Store your credentials in a file temporarily

$HOME/example/g-credentials.json

{
  "foo": "bar"
}

Then upload it to your GCE projects metadata as a string

gcloud compute project-info add-metadata \
    --metadata-from-file g-credentials=$HOME/example/g-credentials.json

You can view your GCE projects metadata on the cloud console by searching for metadata or you can view it by using gcloud

gcloud compute project-info describe

Then set the env var/load the config in your VMs startup script

$HOME/example/startup.txt

#! /bin/bash

# gce project metadata key where the config json is stored as a string
meta_key=g-credentials
env_key=GOOGLE_APPLICATION_CREDENTIALS
config_file=/opt/g-credentials.json
env_file=/etc/profile

# command to set env variable
temp_cmd="export $env_key=$config_file"

# command to write $temp_cmd to file if $temp_cmd doesnt exist w/in it
perm_cmd="grep -q -F '$temp_cmd' $env_file || echo '$temp_cmd' >> $env_file"

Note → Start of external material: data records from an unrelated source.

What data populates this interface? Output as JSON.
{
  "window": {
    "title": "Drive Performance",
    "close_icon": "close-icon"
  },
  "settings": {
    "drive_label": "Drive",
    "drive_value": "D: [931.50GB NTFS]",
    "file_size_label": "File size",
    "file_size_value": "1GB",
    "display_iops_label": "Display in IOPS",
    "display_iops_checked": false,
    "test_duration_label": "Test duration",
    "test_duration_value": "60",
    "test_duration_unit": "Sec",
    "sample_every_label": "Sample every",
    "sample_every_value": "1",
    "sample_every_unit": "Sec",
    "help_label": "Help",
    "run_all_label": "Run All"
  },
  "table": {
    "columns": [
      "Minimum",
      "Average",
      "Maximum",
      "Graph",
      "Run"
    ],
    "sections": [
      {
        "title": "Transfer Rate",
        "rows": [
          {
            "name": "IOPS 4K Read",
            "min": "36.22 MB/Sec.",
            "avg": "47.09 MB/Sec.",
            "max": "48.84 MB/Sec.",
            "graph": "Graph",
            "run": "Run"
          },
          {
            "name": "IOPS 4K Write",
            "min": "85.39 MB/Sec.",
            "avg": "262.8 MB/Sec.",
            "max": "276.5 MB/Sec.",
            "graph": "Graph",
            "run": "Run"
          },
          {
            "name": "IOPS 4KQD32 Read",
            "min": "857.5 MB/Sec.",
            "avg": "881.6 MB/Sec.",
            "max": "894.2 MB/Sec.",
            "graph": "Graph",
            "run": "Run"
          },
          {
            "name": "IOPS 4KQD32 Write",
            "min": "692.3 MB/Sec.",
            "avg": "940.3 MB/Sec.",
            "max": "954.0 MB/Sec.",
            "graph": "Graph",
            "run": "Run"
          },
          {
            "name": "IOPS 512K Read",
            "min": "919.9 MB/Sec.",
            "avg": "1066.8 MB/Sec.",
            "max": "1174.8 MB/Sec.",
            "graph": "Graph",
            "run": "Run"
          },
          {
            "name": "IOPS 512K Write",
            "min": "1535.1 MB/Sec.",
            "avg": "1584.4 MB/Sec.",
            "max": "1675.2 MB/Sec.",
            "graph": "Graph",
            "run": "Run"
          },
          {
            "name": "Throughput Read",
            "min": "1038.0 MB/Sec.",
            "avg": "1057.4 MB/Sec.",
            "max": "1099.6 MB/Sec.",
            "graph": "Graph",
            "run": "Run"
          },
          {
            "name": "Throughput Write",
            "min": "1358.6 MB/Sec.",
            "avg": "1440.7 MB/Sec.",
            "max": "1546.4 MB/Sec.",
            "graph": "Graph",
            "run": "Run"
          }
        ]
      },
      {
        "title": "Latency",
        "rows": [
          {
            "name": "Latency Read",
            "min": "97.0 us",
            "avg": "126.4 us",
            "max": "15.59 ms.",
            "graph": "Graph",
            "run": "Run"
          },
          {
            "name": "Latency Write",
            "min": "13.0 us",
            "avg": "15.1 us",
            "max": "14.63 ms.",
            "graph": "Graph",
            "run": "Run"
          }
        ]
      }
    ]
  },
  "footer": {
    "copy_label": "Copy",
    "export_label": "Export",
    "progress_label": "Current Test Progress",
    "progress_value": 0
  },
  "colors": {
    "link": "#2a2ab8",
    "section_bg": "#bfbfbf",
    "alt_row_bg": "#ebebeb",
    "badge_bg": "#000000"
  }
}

# set the env var for only for the duration of this script.
# can delete this if you don't start processes at the end of
# this script that utilize the env var.
eval $temp_cmd

# set the env var permanently for any SUBSEQUENT shell logins
eval $perm_cmd

# load the config from the projects metadata
config=`curl -f http://metadata.google.internal/computeMetadata/v1/project/attributes/$meta_key -H "Metadata-Flavor: Google" 2>/dev/null`

# write it to file
echo $config > $config_file

# start other processes below ...

example instance

gcloud compute instances create vm-1 \
    --metadata-from-file startup-script=$HOME/example/startup.txt \
    --zone=us-west1-a

you could also edit the user's profile:

nano ~/.bashrc

or even system-wide with /etc/profile, /etc/bash.bashrc, or /etc/environment

and then add:

export GOOGLE_APPLICATION_CREDENTIALS=...

Custom Metadata can also be used, which is rather GCE specific.

1. Yes, you could set it within your RDP/SSH session.
2. No, you should set the path in the variable according to the documentation, alternatively, there are code examples that gather the service account path in a variable to use the credentials within your applications.